Hewlett Packard Enterprise CEO Meg Whitman Wednesday told Wall Street analysts that the new slimmed-down $28 billion enterprise-focused HPE has a decided advantage in the next-generation infrastructure battle against Dell and Cisco.
Whitman said Dell lacks HPE's innovation engine and networking muscle, while Cisco lacks the critical storage assets necessary to win in a hyper-converged infrastructure market. "I think we are in a great position to compete with both Cisco and Dell," said Whitman.
[Related: Partners Cheer HPE Deal To Spin Off 'Non-Core' Software Assets In $8.8B Micro Focus Merger Deal]
The new HPE -- minus the spin-off mergers of its non-core software business with Micro Focus and its Enterprise Services merger with CSC – is roughly the size of Dell's enterprise business, but is "more focused with better innovation," said Whitman.
Whitman's comments came on the same day that Dell completed the $58 billion acquisition of storage market leader EMC in the largest acquisition in IT history, creating a $70 billion behemoth with products that go from the desktop to the data center.

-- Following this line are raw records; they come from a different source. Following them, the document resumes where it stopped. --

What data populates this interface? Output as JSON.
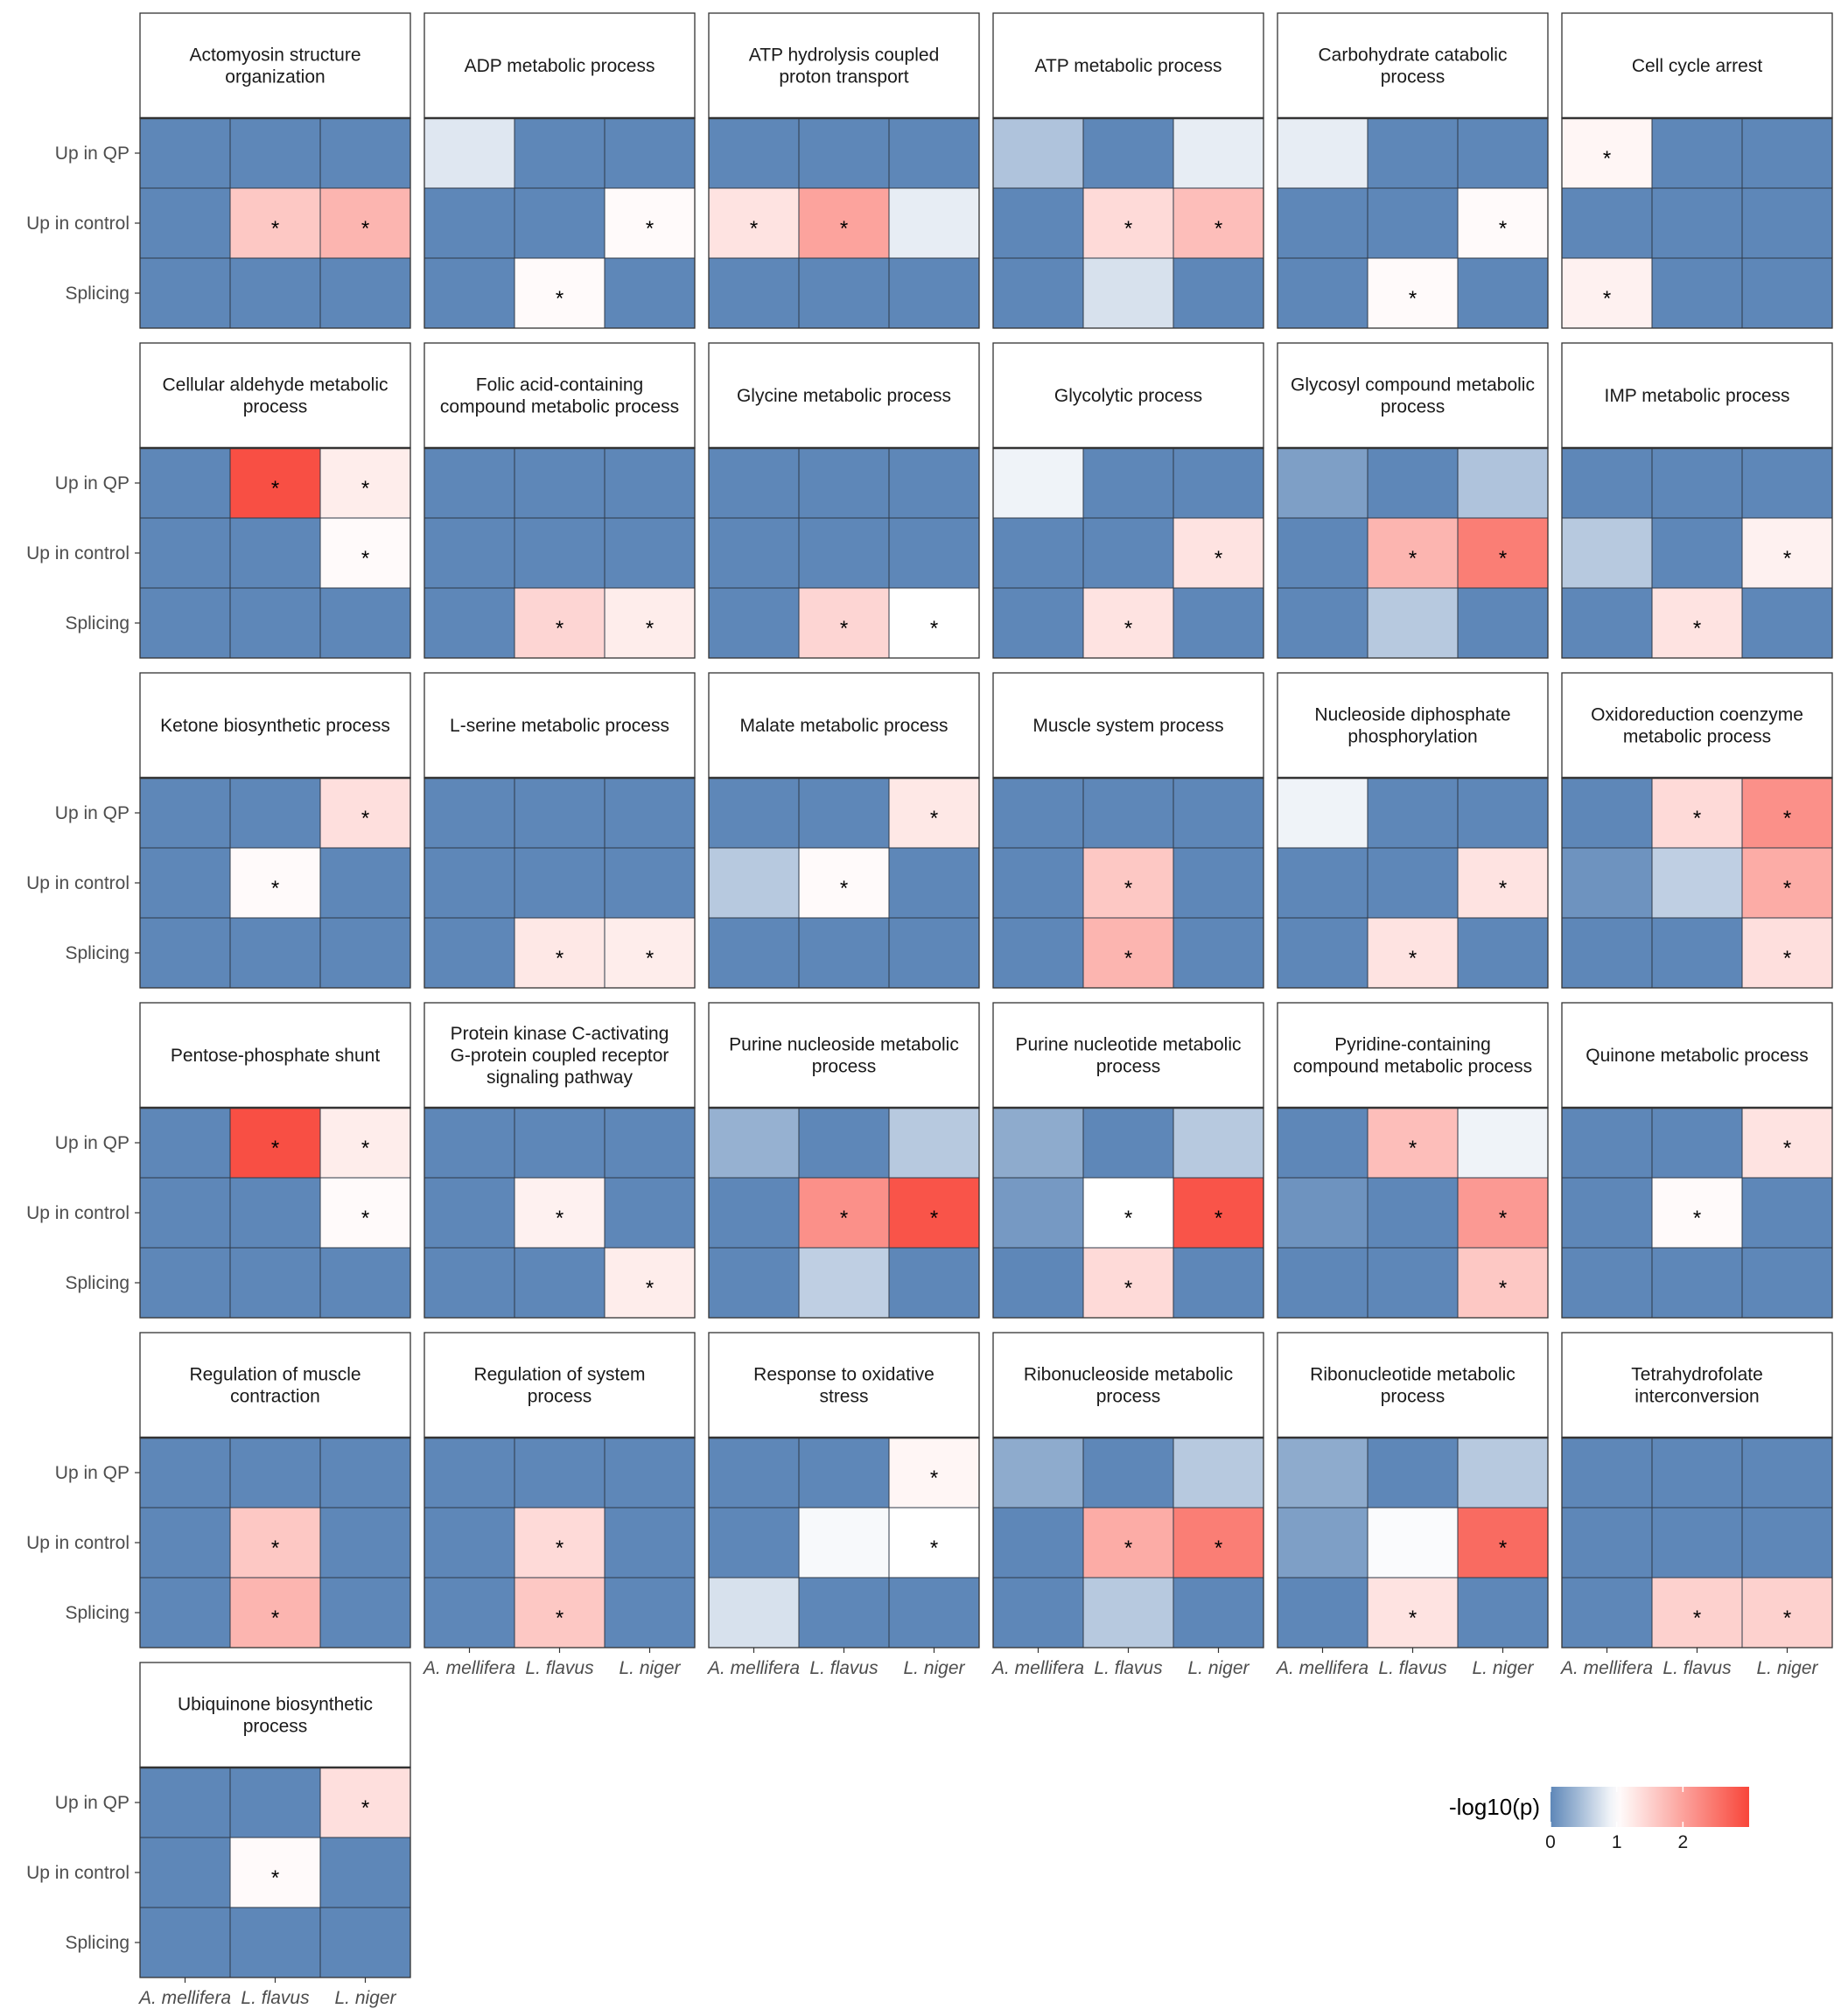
{
  "chart_data": {
    "type": "heatmap",
    "rows": [
      "Up in QP",
      "Up in control",
      "Splicing"
    ],
    "columns": [
      "A. mellifera",
      "L. flavus",
      "L. niger"
    ],
    "legend": {
      "title": "-log10(p)",
      "ticks": [
        0,
        1,
        2
      ],
      "range": [
        0,
        3
      ],
      "colors": {
        "low": "#5e87b8",
        "mid": "#ffffff",
        "high": "#f8463a"
      }
    },
    "significance_marker": "*",
    "panels": [
      {
        "title": "Actomyosin structure organization",
        "values": [
          [
            0,
            0,
            0
          ],
          [
            0,
            1.6,
            1.8
          ],
          [
            0,
            0,
            0
          ]
        ],
        "stars": [
          [
            0,
            0,
            0
          ],
          [
            0,
            1,
            1
          ],
          [
            0,
            0,
            0
          ]
        ]
      },
      {
        "title": "ADP metabolic process",
        "values": [
          [
            0.8,
            0,
            0
          ],
          [
            0,
            0,
            1.05
          ],
          [
            0,
            1.05,
            0
          ]
        ],
        "stars": [
          [
            0,
            0,
            0
          ],
          [
            0,
            0,
            1
          ],
          [
            0,
            1,
            0
          ]
        ]
      },
      {
        "title": "ATP hydrolysis coupled proton transport",
        "values": [
          [
            0,
            0,
            0
          ],
          [
            1.3,
            2.0,
            0.85
          ],
          [
            0,
            0,
            0
          ]
        ],
        "stars": [
          [
            0,
            0,
            0
          ],
          [
            1,
            1,
            0
          ],
          [
            0,
            0,
            0
          ]
        ]
      },
      {
        "title": "ATP metabolic process",
        "values": [
          [
            0.5,
            0,
            0.85
          ],
          [
            0,
            1.4,
            1.7
          ],
          [
            0,
            0.75,
            0
          ]
        ],
        "stars": [
          [
            0,
            0,
            0
          ],
          [
            0,
            1,
            1
          ],
          [
            0,
            0,
            0
          ]
        ]
      },
      {
        "title": "Carbohydrate catabolic process",
        "values": [
          [
            0.85,
            0,
            0
          ],
          [
            0,
            0,
            1.05
          ],
          [
            0,
            1.05,
            0
          ]
        ],
        "stars": [
          [
            0,
            0,
            0
          ],
          [
            0,
            0,
            1
          ],
          [
            0,
            1,
            0
          ]
        ]
      },
      {
        "title": "Cell cycle arrest",
        "values": [
          [
            1.1,
            0,
            0
          ],
          [
            0,
            0,
            0
          ],
          [
            1.15,
            0,
            0
          ]
        ],
        "stars": [
          [
            1,
            0,
            0
          ],
          [
            0,
            0,
            0
          ],
          [
            1,
            0,
            0
          ]
        ]
      },
      {
        "title": "Cellular aldehyde metabolic process",
        "values": [
          [
            0,
            2.9,
            1.2
          ],
          [
            0,
            0,
            1.05
          ],
          [
            0,
            0,
            0
          ]
        ],
        "stars": [
          [
            0,
            1,
            1
          ],
          [
            0,
            0,
            1
          ],
          [
            0,
            0,
            0
          ]
        ]
      },
      {
        "title": "Folic acid-containing compound metabolic process",
        "values": [
          [
            0,
            0,
            0
          ],
          [
            0,
            0,
            0
          ],
          [
            0,
            1.45,
            1.2
          ]
        ],
        "stars": [
          [
            0,
            0,
            0
          ],
          [
            0,
            0,
            0
          ],
          [
            0,
            1,
            1
          ]
        ]
      },
      {
        "title": "Glycine metabolic process",
        "values": [
          [
            0,
            0,
            0
          ],
          [
            0,
            0,
            0
          ],
          [
            0,
            1.45,
            1.0
          ]
        ],
        "stars": [
          [
            0,
            0,
            0
          ],
          [
            0,
            0,
            0
          ],
          [
            0,
            1,
            1
          ]
        ]
      },
      {
        "title": "Glycolytic process",
        "values": [
          [
            0.9,
            0,
            0
          ],
          [
            0,
            0,
            1.3
          ],
          [
            0,
            1.3,
            0
          ]
        ],
        "stars": [
          [
            0,
            0,
            0
          ],
          [
            0,
            0,
            1
          ],
          [
            0,
            1,
            0
          ]
        ]
      },
      {
        "title": "Glycosyl compound metabolic process",
        "values": [
          [
            0.2,
            0,
            0.5
          ],
          [
            0,
            1.8,
            2.4
          ],
          [
            0,
            0.55,
            0
          ]
        ],
        "stars": [
          [
            0,
            0,
            0
          ],
          [
            0,
            1,
            1
          ],
          [
            0,
            0,
            0
          ]
        ]
      },
      {
        "title": "IMP metabolic process",
        "values": [
          [
            0,
            0,
            0
          ],
          [
            0.55,
            0,
            1.15
          ],
          [
            0,
            1.3,
            0
          ]
        ],
        "stars": [
          [
            0,
            0,
            0
          ],
          [
            0,
            0,
            1
          ],
          [
            0,
            1,
            0
          ]
        ]
      },
      {
        "title": "Ketone biosynthetic process",
        "values": [
          [
            0,
            0,
            1.35
          ],
          [
            0,
            1.05,
            0
          ],
          [
            0,
            0,
            0
          ]
        ],
        "stars": [
          [
            0,
            0,
            1
          ],
          [
            0,
            1,
            0
          ],
          [
            0,
            0,
            0
          ]
        ]
      },
      {
        "title": "L-serine metabolic process",
        "values": [
          [
            0,
            0,
            0
          ],
          [
            0,
            0,
            0
          ],
          [
            0,
            1.25,
            1.2
          ]
        ],
        "stars": [
          [
            0,
            0,
            0
          ],
          [
            0,
            0,
            0
          ],
          [
            0,
            1,
            1
          ]
        ]
      },
      {
        "title": "Malate metabolic process",
        "values": [
          [
            0,
            0,
            1.25
          ],
          [
            0.55,
            1.05,
            0
          ],
          [
            0,
            0,
            0
          ]
        ],
        "stars": [
          [
            0,
            0,
            1
          ],
          [
            0,
            1,
            0
          ],
          [
            0,
            0,
            0
          ]
        ]
      },
      {
        "title": "Muscle system process",
        "values": [
          [
            0,
            0,
            0
          ],
          [
            0,
            1.6,
            0
          ],
          [
            0,
            1.8,
            0
          ]
        ],
        "stars": [
          [
            0,
            0,
            0
          ],
          [
            0,
            1,
            0
          ],
          [
            0,
            1,
            0
          ]
        ]
      },
      {
        "title": "Nucleoside diphosphate phosphorylation",
        "values": [
          [
            0.9,
            0,
            0
          ],
          [
            0,
            0,
            1.3
          ],
          [
            0,
            1.3,
            0
          ]
        ],
        "stars": [
          [
            0,
            0,
            0
          ],
          [
            0,
            0,
            1
          ],
          [
            0,
            1,
            0
          ]
        ]
      },
      {
        "title": "Oxidoreduction coenzyme metabolic process",
        "values": [
          [
            0,
            1.4,
            2.2
          ],
          [
            0.1,
            0.6,
            1.9
          ],
          [
            0,
            0,
            1.35
          ]
        ],
        "stars": [
          [
            0,
            1,
            1
          ],
          [
            0,
            0,
            1
          ],
          [
            0,
            0,
            1
          ]
        ]
      },
      {
        "title": "Pentose-phosphate shunt",
        "values": [
          [
            0,
            2.9,
            1.2
          ],
          [
            0,
            0,
            1.05
          ],
          [
            0,
            0,
            0
          ]
        ],
        "stars": [
          [
            0,
            1,
            1
          ],
          [
            0,
            0,
            1
          ],
          [
            0,
            0,
            0
          ]
        ]
      },
      {
        "title": "Protein kinase C-activating G-protein coupled receptor signaling pathway",
        "values": [
          [
            0,
            0,
            0
          ],
          [
            0,
            1.15,
            0
          ],
          [
            0,
            0,
            1.2
          ]
        ],
        "stars": [
          [
            0,
            0,
            0
          ],
          [
            0,
            1,
            0
          ],
          [
            0,
            0,
            1
          ]
        ]
      },
      {
        "title": "Purine nucleoside metabolic process",
        "values": [
          [
            0.35,
            0,
            0.55
          ],
          [
            0,
            2.2,
            2.85
          ],
          [
            0,
            0.6,
            0
          ]
        ],
        "stars": [
          [
            0,
            0,
            0
          ],
          [
            0,
            1,
            1
          ],
          [
            0,
            0,
            0
          ]
        ]
      },
      {
        "title": "Purine nucleotide metabolic process",
        "values": [
          [
            0.3,
            0,
            0.55
          ],
          [
            0.15,
            1.0,
            2.85
          ],
          [
            0,
            1.4,
            0
          ]
        ],
        "stars": [
          [
            0,
            0,
            0
          ],
          [
            0,
            1,
            1
          ],
          [
            0,
            1,
            0
          ]
        ]
      },
      {
        "title": "Pyridine-containing compound metabolic process",
        "values": [
          [
            0,
            1.7,
            0.9
          ],
          [
            0.1,
            0,
            2.1
          ],
          [
            0,
            0,
            1.6
          ]
        ],
        "stars": [
          [
            0,
            1,
            0
          ],
          [
            0,
            0,
            1
          ],
          [
            0,
            0,
            1
          ]
        ]
      },
      {
        "title": "Quinone metabolic process",
        "values": [
          [
            0,
            0,
            1.3
          ],
          [
            0,
            1.05,
            0
          ],
          [
            0,
            0,
            0
          ]
        ],
        "stars": [
          [
            0,
            0,
            1
          ],
          [
            0,
            1,
            0
          ],
          [
            0,
            0,
            0
          ]
        ]
      },
      {
        "title": "Regulation of muscle contraction",
        "values": [
          [
            0,
            0,
            0
          ],
          [
            0,
            1.6,
            0
          ],
          [
            0,
            1.8,
            0
          ]
        ],
        "stars": [
          [
            0,
            0,
            0
          ],
          [
            0,
            1,
            0
          ],
          [
            0,
            1,
            0
          ]
        ]
      },
      {
        "title": "Regulation of system process",
        "values": [
          [
            0,
            0,
            0
          ],
          [
            0,
            1.4,
            0
          ],
          [
            0,
            1.6,
            0
          ]
        ],
        "stars": [
          [
            0,
            0,
            0
          ],
          [
            0,
            1,
            0
          ],
          [
            0,
            1,
            0
          ]
        ]
      },
      {
        "title": "Response to oxidative stress",
        "values": [
          [
            0,
            0,
            1.1
          ],
          [
            0,
            0.95,
            1.0
          ],
          [
            0.75,
            0,
            0
          ]
        ],
        "stars": [
          [
            0,
            0,
            1
          ],
          [
            0,
            0,
            1
          ],
          [
            0,
            0,
            0
          ]
        ]
      },
      {
        "title": "Ribonucleoside metabolic process",
        "values": [
          [
            0.3,
            0,
            0.55
          ],
          [
            0,
            1.9,
            2.4
          ],
          [
            0,
            0.55,
            0
          ]
        ],
        "stars": [
          [
            0,
            0,
            0
          ],
          [
            0,
            1,
            1
          ],
          [
            0,
            0,
            0
          ]
        ]
      },
      {
        "title": "Ribonucleotide metabolic process",
        "values": [
          [
            0.3,
            0,
            0.55
          ],
          [
            0.2,
            0.97,
            2.6
          ],
          [
            0,
            1.3,
            0
          ]
        ],
        "stars": [
          [
            0,
            0,
            0
          ],
          [
            0,
            0,
            1
          ],
          [
            0,
            1,
            0
          ]
        ]
      },
      {
        "title": "Tetrahydrofolate interconversion",
        "values": [
          [
            0,
            0,
            0
          ],
          [
            0,
            0,
            0
          ],
          [
            0,
            1.5,
            1.5
          ]
        ],
        "stars": [
          [
            0,
            0,
            0
          ],
          [
            0,
            0,
            0
          ],
          [
            0,
            1,
            1
          ]
        ]
      },
      {
        "title": "Ubiquinone biosynthetic process",
        "values": [
          [
            0,
            0,
            1.35
          ],
          [
            0,
            1.05,
            0
          ],
          [
            0,
            0,
            0
          ]
        ],
        "stars": [
          [
            0,
            0,
            1
          ],
          [
            0,
            1,
            0
          ],
          [
            0,
            0,
            0
          ]
        ]
      }
    ]
  }
}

"We are getting smaller, while Dell is getting bigger, and this is important because I believe speed and agility is important in innovation and go-to-market," said Whitman. "They are levering up and we are de-levering. We have $5.3 billion of net cash on the operating company and we are going to have a lot more by the time we are done with these [spin-off merger] transactions."
HPE is ready to use that cash to do complementary acquisitions that will fuel further innovation for HPE, said Whitman, who has painted a dark picture of the $60 billion debt burden Dell is taking on to complete the EMC acquisition.
"What [Dell] is doing is doubling down on old technology in a cost take-out play," she said. "That might be quite successful for the leadership team from a financial perspective. I am not so sure it is good for customers."
Cisco, meanwhile, is missing the storage assets needed to win in the current hyper-converged market where storage, compute and networking assets are critical to success, said Whitman.
One sign of HPE's success against Cisco is 20 percent growth in the Aruba wireless networking business above the HPE internal plan in the most recent quarter. "Aruba at the edge is killing it -- a 20 percent growth rate above our internal plan," said Whitman. "We are just winning deals hand over fist there. We feel really good about our ability to compete against Cisco."
Kelly Ireland, founder and CEO of Orange, Calif.-based CB Technologies, an HPE enterprise software partner, said HPE has a flat out better infrastructure portfolio than both Dell and Cisco. "Meg has created the strongest infrastructure company in the world that is also quick and nimble and easier to partner with," she said.